Talks on the divestment of the company's clinical trials business began soon afterwards, while Galen increased its dermatology portfolio with the purchase of two products from Bristol Myers Squibb for more than €46 million.

US expansion then began in earnest, with Dr King observing in May 2002 that the company was prepared to spend as much as $400 million on more acquisitions.

By the end of 2002, Dr McClay had spent a further £140 million on buying back parts of the business he had founded, funding the purchases through the sale of Galen shares. It was a strategy he would maintain into this year, when he completed the purchase of the last Galen (now renamed Warner Chilcott) asset on offer for £40 million.
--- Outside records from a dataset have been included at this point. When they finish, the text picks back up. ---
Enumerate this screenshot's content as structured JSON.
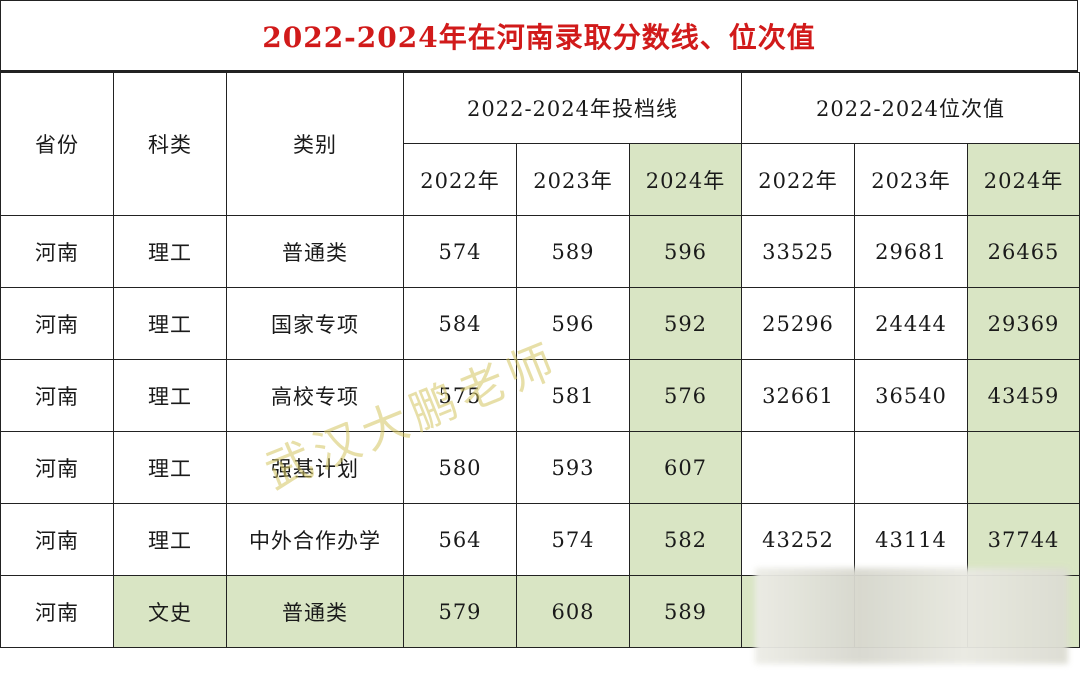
{
  "title": "2022-2024年在河南录取分数线、位次值",
  "headers": {
    "province": "省份",
    "subject": "科类",
    "category": "类别",
    "score_group": "2022-2024年投档线",
    "rank_group": "2022-2024位次值",
    "years": [
      "2022年",
      "2023年",
      "2024年",
      "2022年",
      "2023年",
      "2024年"
    ]
  },
  "rows": [
    {
      "province": "河南",
      "subject": "理工",
      "category": "普通类",
      "s2022": "574",
      "s2023": "589",
      "s2024": "596",
      "r2022": "33525",
      "r2023": "29681",
      "r2024": "26465"
    },
    {
      "province": "河南",
      "subject": "理工",
      "category": "国家专项",
      "s2022": "584",
      "s2023": "596",
      "s2024": "592",
      "r2022": "25296",
      "r2023": "24444",
      "r2024": "29369"
    },
    {
      "province": "河南",
      "subject": "理工",
      "category": "高校专项",
      "s2022": "575",
      "s2023": "581",
      "s2024": "576",
      "r2022": "32661",
      "r2023": "36540",
      "r2024": "43459"
    },
    {
      "province": "河南",
      "subject": "理工",
      "category": "强基计划",
      "s2022": "580",
      "s2023": "593",
      "s2024": "607",
      "r2022": "",
      "r2023": "",
      "r2024": ""
    },
    {
      "province": "河南",
      "subject": "理工",
      "category": "中外合作办学",
      "s2022": "564",
      "s2023": "574",
      "s2024": "582",
      "r2022": "43252",
      "r2023": "43114",
      "r2024": "37744"
    },
    {
      "province": "河南",
      "subject": "文史",
      "category": "普通类",
      "s2022": "579",
      "s2023": "608",
      "s2024": "589",
      "r2022": "",
      "r2023": "",
      "r2024": ""
    }
  ],
  "watermark": "武汉大鹏老师",
  "colors": {
    "title": "#d11a1a",
    "highlight": "#d9e5c4",
    "border": "#222222"
  }
}
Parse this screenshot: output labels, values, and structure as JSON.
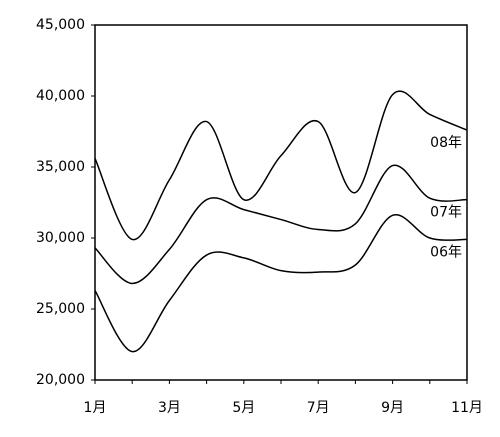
{
  "chart_data": {
    "type": "line",
    "categories": [
      "1月",
      null,
      "3月",
      null,
      "5月",
      null,
      "7月",
      null,
      "9月",
      null,
      "11月"
    ],
    "series": [
      {
        "name": "08年",
        "color": "#000000",
        "values": [
          35600,
          29900,
          34100,
          38200,
          32700,
          35800,
          38200,
          33200,
          40100,
          38700,
          37600
        ]
      },
      {
        "name": "07年",
        "color": "#000000",
        "values": [
          29300,
          26800,
          29200,
          32700,
          32000,
          31300,
          30600,
          31000,
          35100,
          32800,
          32700
        ]
      },
      {
        "name": "06年",
        "color": "#000000",
        "values": [
          26300,
          22000,
          25600,
          28800,
          28600,
          27700,
          27600,
          28100,
          31600,
          30000,
          29900
        ]
      }
    ],
    "ylim": [
      20000,
      45000
    ],
    "yticks": [
      {
        "value": 20000,
        "label": "20,000"
      },
      {
        "value": 25000,
        "label": "25,000"
      },
      {
        "value": 30000,
        "label": "30,000"
      },
      {
        "value": 35000,
        "label": "35,000"
      },
      {
        "value": 40000,
        "label": "40,000"
      },
      {
        "value": 45000,
        "label": "45,000"
      }
    ],
    "grid": false
  }
}
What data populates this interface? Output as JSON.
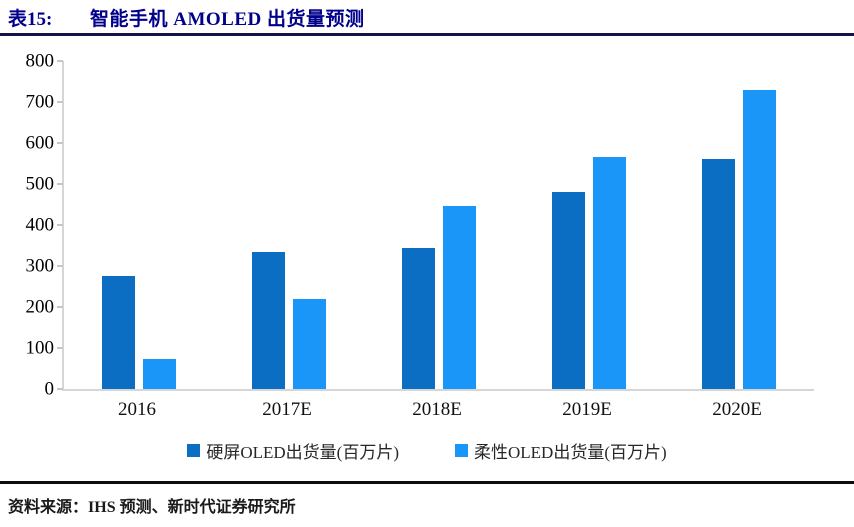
{
  "header": {
    "tag": "表15:",
    "title": "智能手机 AMOLED 出货量预测"
  },
  "chart_data": {
    "type": "bar",
    "title": "智能手机 AMOLED 出货量预测",
    "categories": [
      "2016",
      "2017E",
      "2018E",
      "2019E",
      "2020E"
    ],
    "series": [
      {
        "name": "硬屏OLED出货量(百万片)",
        "color": "#0b6ec3",
        "values": [
          275,
          335,
          345,
          480,
          560
        ]
      },
      {
        "name": "柔性OLED出货量(百万片)",
        "color": "#1996f8",
        "values": [
          72,
          220,
          447,
          565,
          730
        ]
      }
    ],
    "xlabel": "",
    "ylabel": "",
    "ylim": [
      0,
      800
    ],
    "ytick_step": 100,
    "yticks": [
      "0",
      "100",
      "200",
      "300",
      "400",
      "500",
      "600",
      "700",
      "800"
    ],
    "grid": false,
    "legend_position": "bottom"
  },
  "footer": {
    "source_label": "资料来源：",
    "source_text": "IHS 预测、新时代证券研究所"
  }
}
Things had come full circle, with Warner Chilcott having grown from one small home-grown Craigavon operation to two multinational pharmaceutical firms within the lifetime of its founder.

Since 2002, Galen embarked on yet more expansion, all the while coping with the ups and downs created by fears about HRT. Particular reassurance came in October 2002, however, when the US regulator approved the firm's intravaginal ring for sale.

Galen's confidence in the US market was further affirmed two months later through the purchase of pre-menstrual treatment, Sarafem, for €292.5 million.

The move was not immediately positive, however, with a generic threat (where another company copies the drug and sells it more cheaply) instantly emerging. A legal battle commenced and continued until earlier this year, when it swung into Galen's favour. Generic competition also began to threaten some of the company's top-selling contraceptives but Galen pushed ahead regardless, into 2003, with the purchase of three more women's healthcare treatments from Pfizer for $359 million.

The final cherry came in May this year when Galen said it was buying a 270,000 sq ft manufacturing facility in Puerto Rico to help save on production costs. Galen currently records annual sales of about $500 million (almost all of total revenues) in the US, with some individual drugs turning over $100 million. It's all a long way from Craigavon in 1968.

Unsurprisingly, the prospect of a takeover of the high-growth company has been in the background for some time. Talks with Barr Laboratories faltered in 2003, with the prospect of a buyout dying until it re-emerged with a vengeance only known to private equity groups in September.